Monday, March 25, 2013

Better Homes

So. The Great Apartment Purge of 2013 ended with getting rid of a couch. A couch-ectomy, if you will.

This is OUTSTANDING.

First, let me tell you this: last week? Started badly and ended on a sour, sour note. You know the face you would make if you put seven green Sour Patch Kids in your mouth all at once? (Or the face you're making right now, thinking about doing that?) It was like that, only you'd have to make that face both physically AND emotionally.

And then keep making it.

I knew I was in a funk when my new, pretty, fabulous office/library was failing to make me smile. I've been smiling since I finished this project. I mean, look at it:


 
This is a room that makes me HAPPY.
 
Usually.
 
I knew I was in an extra-large funk when I realized that I didn't want to talk to ANYONE. Not even myself. I didn't spend time on facebook. I didn't want to answer text messages. I just wanted to hole up. (Which lead to me getting messages from my friends wanting to know if I was okay. Because my friends are awesome.)
 
But.
 
Sometimes, when you're in an extra-large funk after the end of a miserable week, the universe tosses you a little gift. Or two.
 
It tossed me lunch with a former student who has become an outstanding man and educator. A breath of fresh air, I must say. You know how sometimes you're so proud of someone you can't even stand it?
 
Yeah.
 
And THEN it tossed me the opportunity to get rid of a piece of furniture that I have grown to loathe.
 
To be clear, there wasn't anything WRONG with my couch -- except, of course, for all of the things that I hated about it. I didn't like the fabric. I didn't like the size. I didn't like the shape. The couch, it plagued me.
 
I realize -- in case you are wondering -- that none of my issues with the couch had anything to do with the couch. My issues with the couch -- which began the day after the couch was delivered, seven years ago -- were about a million other, non couch-y things, starting with the circumstances under which I found myself buying a couch (which weren't happy), and the fact that the couch I had researched and wanted wasn't availble for sale anymore. I didn't wait and find something else because I felt like I couldn't. I didn't have FURNITURE. I needed a freaking couch.
 
(I also needed some self worth, and some belief in my future. But since I couldn't buy those things, I bought a couch. Because that's what you do.)
 
The couch -- which is perfectly serviceable, and which many people profess a liking for -- has irritated me for years, like an especially itchy wool sweater.

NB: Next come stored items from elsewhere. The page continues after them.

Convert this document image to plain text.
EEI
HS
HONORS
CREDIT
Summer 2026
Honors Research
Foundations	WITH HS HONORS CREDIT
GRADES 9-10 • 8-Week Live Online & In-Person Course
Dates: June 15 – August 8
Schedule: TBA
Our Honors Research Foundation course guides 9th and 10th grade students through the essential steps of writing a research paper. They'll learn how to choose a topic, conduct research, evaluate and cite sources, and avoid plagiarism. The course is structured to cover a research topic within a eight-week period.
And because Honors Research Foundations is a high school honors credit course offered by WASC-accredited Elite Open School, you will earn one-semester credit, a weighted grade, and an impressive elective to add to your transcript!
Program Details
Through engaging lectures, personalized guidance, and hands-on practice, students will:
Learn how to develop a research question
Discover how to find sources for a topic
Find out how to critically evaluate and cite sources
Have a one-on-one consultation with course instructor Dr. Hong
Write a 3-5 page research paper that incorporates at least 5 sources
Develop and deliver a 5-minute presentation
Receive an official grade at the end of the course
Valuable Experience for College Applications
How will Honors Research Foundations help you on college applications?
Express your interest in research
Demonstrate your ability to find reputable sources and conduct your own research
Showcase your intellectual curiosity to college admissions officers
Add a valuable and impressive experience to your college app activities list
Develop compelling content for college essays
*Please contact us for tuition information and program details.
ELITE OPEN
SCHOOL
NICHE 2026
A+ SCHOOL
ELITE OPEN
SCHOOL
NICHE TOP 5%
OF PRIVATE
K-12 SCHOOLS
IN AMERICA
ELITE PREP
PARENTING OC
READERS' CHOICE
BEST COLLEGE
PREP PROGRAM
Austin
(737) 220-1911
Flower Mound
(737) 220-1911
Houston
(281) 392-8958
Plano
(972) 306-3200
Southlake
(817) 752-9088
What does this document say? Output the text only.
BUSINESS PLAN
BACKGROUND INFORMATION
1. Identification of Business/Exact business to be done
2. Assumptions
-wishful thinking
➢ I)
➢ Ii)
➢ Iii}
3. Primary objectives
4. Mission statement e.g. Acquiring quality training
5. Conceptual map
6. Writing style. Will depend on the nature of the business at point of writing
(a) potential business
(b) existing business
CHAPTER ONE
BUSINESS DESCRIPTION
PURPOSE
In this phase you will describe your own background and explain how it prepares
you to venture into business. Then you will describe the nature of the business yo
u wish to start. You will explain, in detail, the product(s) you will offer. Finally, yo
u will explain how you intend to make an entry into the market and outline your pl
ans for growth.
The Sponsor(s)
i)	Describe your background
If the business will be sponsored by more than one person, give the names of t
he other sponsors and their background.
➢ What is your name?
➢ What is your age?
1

Despite that, I've moved it up and down the coast more than once, because even at my craziest, I realized that no one gets rid of a really nice couch simply because she's grown to loathe it for no clear reason except that she was in a bad place when she bought it.
 
But then -- THEN -- came the Great Apartment Purge of 2013.
 
And the realization that I am not married to this couch.
 
I asked my friends if they wanted it. They said they did.
 
Great, I said, come and get it.
 
They came and got it yesterday.
 
"But will you get a new couch this week?" they asked.
 
"You know?" I said. "I don't even know."
 
And I don't. I have said, in the past, that I am not the sort of girl who buys a house -- and it's true, I'm not. I may have discovered that I'm also not the sort of girl who even wants a couch. You might think that's weird (and maybe it is) but I think -- hell, I know -- that what I really want? Is a nice servicable bench. Something sturdy. Something functional.
 
I think I always wanted a bench.
 
I also think that wanting a bench is the reason for both the funk and the loathing of the couch. I think that I'm still learning that I don't have to want what I'm supposed to want. I think that I still struggle with the realization that there are a million and twelve ways to live and live well, and that my particular way doesn't need to look like the way anyone else manages it.
 
It just needs to work for me. In my apartment. Without a couch.
 
And with -- or without -- anything else I choose.